Although it directly affects the livelihoods of billions of people, agriculture has long received only a fraction of overall climate finance. According to this World Bank report, agriculture, forestry and other types of land use combined received just $6-8 billion of the $391 billion spent on climate finance globally in 2014. Mitigation – reducing emissions and transiting to low carbon economies – has traditionally received three times as much as adaptation.
But the importance of investing in climate-resilient agriculture is gaining recognition, notably in the Sustainable Development Goals and in the Paris Agreement of the UN Framework Convention on Climate Change (UNFCCC), both adopted in 2015.
Most countries party to the UNFCC have included at least some estimates of the costs of agricultural adaption in their individual climate change action plans, known as Intended Nationally Determined Contributions.
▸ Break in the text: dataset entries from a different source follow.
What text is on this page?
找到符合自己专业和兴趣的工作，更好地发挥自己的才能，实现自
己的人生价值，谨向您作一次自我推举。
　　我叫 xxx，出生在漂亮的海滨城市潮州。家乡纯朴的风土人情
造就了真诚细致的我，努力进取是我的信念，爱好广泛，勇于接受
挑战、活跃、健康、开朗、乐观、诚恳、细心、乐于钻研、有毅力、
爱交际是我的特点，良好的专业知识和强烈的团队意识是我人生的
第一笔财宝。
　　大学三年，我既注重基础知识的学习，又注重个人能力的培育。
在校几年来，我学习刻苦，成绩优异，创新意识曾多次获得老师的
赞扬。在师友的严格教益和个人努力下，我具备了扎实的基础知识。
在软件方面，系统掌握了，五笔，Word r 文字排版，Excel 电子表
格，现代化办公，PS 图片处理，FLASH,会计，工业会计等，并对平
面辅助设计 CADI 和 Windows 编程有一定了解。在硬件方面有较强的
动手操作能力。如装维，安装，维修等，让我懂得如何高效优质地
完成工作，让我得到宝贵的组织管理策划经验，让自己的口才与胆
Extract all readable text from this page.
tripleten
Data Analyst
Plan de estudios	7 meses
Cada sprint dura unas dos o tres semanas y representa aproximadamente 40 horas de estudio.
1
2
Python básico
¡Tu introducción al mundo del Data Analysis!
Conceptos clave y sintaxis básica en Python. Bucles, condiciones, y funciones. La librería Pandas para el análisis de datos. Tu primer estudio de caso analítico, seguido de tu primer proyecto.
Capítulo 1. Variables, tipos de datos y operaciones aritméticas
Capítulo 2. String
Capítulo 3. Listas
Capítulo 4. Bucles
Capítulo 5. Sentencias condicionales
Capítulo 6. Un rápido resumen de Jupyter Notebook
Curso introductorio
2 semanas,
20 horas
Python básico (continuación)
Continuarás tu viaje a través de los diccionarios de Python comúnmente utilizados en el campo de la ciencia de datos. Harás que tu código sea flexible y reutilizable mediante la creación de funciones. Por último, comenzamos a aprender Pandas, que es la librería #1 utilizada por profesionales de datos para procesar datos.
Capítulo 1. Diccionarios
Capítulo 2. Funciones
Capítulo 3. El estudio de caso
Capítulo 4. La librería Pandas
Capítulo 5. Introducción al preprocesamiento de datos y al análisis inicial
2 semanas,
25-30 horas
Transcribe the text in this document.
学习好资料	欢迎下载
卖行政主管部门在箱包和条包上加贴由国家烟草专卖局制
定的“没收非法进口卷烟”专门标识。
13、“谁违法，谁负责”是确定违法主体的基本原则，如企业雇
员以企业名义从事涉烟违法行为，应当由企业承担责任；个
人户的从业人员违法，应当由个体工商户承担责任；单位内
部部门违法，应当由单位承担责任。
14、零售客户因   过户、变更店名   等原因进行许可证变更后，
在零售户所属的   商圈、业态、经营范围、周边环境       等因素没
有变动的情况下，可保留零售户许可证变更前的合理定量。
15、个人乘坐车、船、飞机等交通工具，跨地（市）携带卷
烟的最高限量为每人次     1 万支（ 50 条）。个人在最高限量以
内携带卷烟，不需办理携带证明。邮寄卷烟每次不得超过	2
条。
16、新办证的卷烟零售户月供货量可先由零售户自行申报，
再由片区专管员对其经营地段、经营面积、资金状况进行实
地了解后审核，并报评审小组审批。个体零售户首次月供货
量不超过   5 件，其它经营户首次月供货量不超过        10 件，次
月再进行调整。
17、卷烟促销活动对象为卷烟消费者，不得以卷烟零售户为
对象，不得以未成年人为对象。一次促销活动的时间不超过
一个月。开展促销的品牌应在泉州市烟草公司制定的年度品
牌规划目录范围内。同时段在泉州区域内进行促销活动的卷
Details of many INDCs can be found here and further analysis can be found here.
The newest and largest source of climate finance, the $10-billion Green Climate Fund, aims to balance its resources equally between mitigation and adaptation. Precisely what effect US President Donald Trump’s withdrawal from both the Paris Agreement and the GCF will have on agricultural adaptation finance remains to be seen, but experts are pessimistic.
Globally, there are more than 50 different funds supporting adaptation projects. Some of the most important ones are outlined in our factsheet on adaptation finance.